Штурм связывал последовательность этих мыслей с питанием, которое принес Кетлер и которое надо было хлебать ложкой из алюминиевой посудины. Это было серо-зеленое месиво; повара называли его «сушеные овощи», а солдаты — «тюряга», то, что сначала всплывало редкими островками в потоке из овощей, бобов и лапши, а теперь уже давно оставалось единственным блюдом в меню походных кухонь. Редкие красно-коричневые волоконца говядины и скользкие ошметки картофеля плавали в нем. Мясо было «переварено», как обычно. В рот часто попадали деревянные щепки или обрывки веревок, и Штурм каждый раз выплевывал их на кирпичный пол, крепко выругавшись. В конце концов, крысы тоже нуждались в пропитании. Со снабжением дело обстояло и вправду плохо, не помогали никакие передовые статьи. При этом хуже всего приходилось так называемому простому человеку, связанному с жизнью исключительно своими мускулами. Если, как это происходило сейчас, лишить его женщины, пищи и сна, он лишался практически всего.
«При таких опустошениях для человека лучше vita contemplativa», — подумал Штурм, поставив котелок на пол и вороша бумаги, чтобы вытащить один наполовину исписанный лист. «Можно увидеть происходящее в свете Средневековья, тогда вот тебе звон оружия в твердынях и монастырское уединение, ты воин и в то же время монах. В сущности, каждый переживает войну по-своему, и само собой разумеется, что Берриес фон Мюнхаузен или Лёнс, убитый в полку, проходят сквозь нее не так, как Лотц или Тракль».
Странное противоборство сил заставляло Штурма писать как раз в это время. В студенческие годы он не чуждался богемы, дружил с художниками, пописывал о них статьи под явным влиянием Бодлера, сотрудничал в журналах, рисковавших иногда произрасти, как цветы, из распада больших городов, чтобы номера через три увянуть за неимением читателей.
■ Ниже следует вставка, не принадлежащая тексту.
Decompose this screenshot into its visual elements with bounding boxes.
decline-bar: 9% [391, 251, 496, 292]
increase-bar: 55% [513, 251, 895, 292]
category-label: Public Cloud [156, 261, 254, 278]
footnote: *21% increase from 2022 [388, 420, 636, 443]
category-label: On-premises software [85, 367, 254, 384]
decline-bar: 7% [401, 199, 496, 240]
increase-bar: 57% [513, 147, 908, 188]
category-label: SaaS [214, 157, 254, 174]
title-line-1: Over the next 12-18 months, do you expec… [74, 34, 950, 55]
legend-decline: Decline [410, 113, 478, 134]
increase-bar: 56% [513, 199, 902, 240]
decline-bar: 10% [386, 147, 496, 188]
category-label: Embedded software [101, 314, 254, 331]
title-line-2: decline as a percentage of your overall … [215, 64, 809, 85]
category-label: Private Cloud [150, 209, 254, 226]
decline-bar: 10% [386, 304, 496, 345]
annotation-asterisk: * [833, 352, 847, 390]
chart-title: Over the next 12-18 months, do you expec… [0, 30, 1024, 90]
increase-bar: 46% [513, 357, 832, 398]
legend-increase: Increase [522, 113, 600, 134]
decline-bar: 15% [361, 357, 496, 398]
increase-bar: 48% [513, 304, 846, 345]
В бытность курсантом и прапорщиком он едва ли думал о том, чтобы писать. Но именно здесь, в разгар военных действий, потребность писать снова пробудилась.
Эту двойную игру страсти, как будто из объятий одной женщины он бросался в объятия другой, Штурм ощущал как бедствие. Он предпочел бы одно из двух: или он человек действия, для которого мозг — лишь орудие, или он мыслитель, придающий значение внешнему миру лишь для того, чтобы созерцать.
В настоящее время он писал ряд новелл, в которых пытался перенести на светочувствительную бумагу форму, принимаемую человеком в его последнем проявлении. Он был бы не прочь сосредоточить силы для написания романа, но считал это все-таки преждевременным в таком колдовском брожении событий. Да и работа над романом вряд ли была совместима с жизнью, полной волнений. Так что он решил пока развить лишь ряд человеческих судеб в строго замкнутых фрагментах, сконцентрировав каждую судьбу, как свойственно только ей. Он предполагал связать эти фрагменты названием, высказывающим общий дух своего времени с его маниями, метаниями и горячечным возбуждением.
Однако сегодня, едва взяв карандаш, он услышал, как по лестнице ощупью спускаются Деринг и Хугерсхоф. Первый послеполуденный пункт своего каждодневного распорядка они, похоже, выполнили в блиндаже у Деринга, ибо, рухнув в два других пустых кресла и отложив противогазы, они продолжили разговор о событиях под Верденом, явно начатый еще в окопе. То был старый спор, брать ли быка за рога или еще нет.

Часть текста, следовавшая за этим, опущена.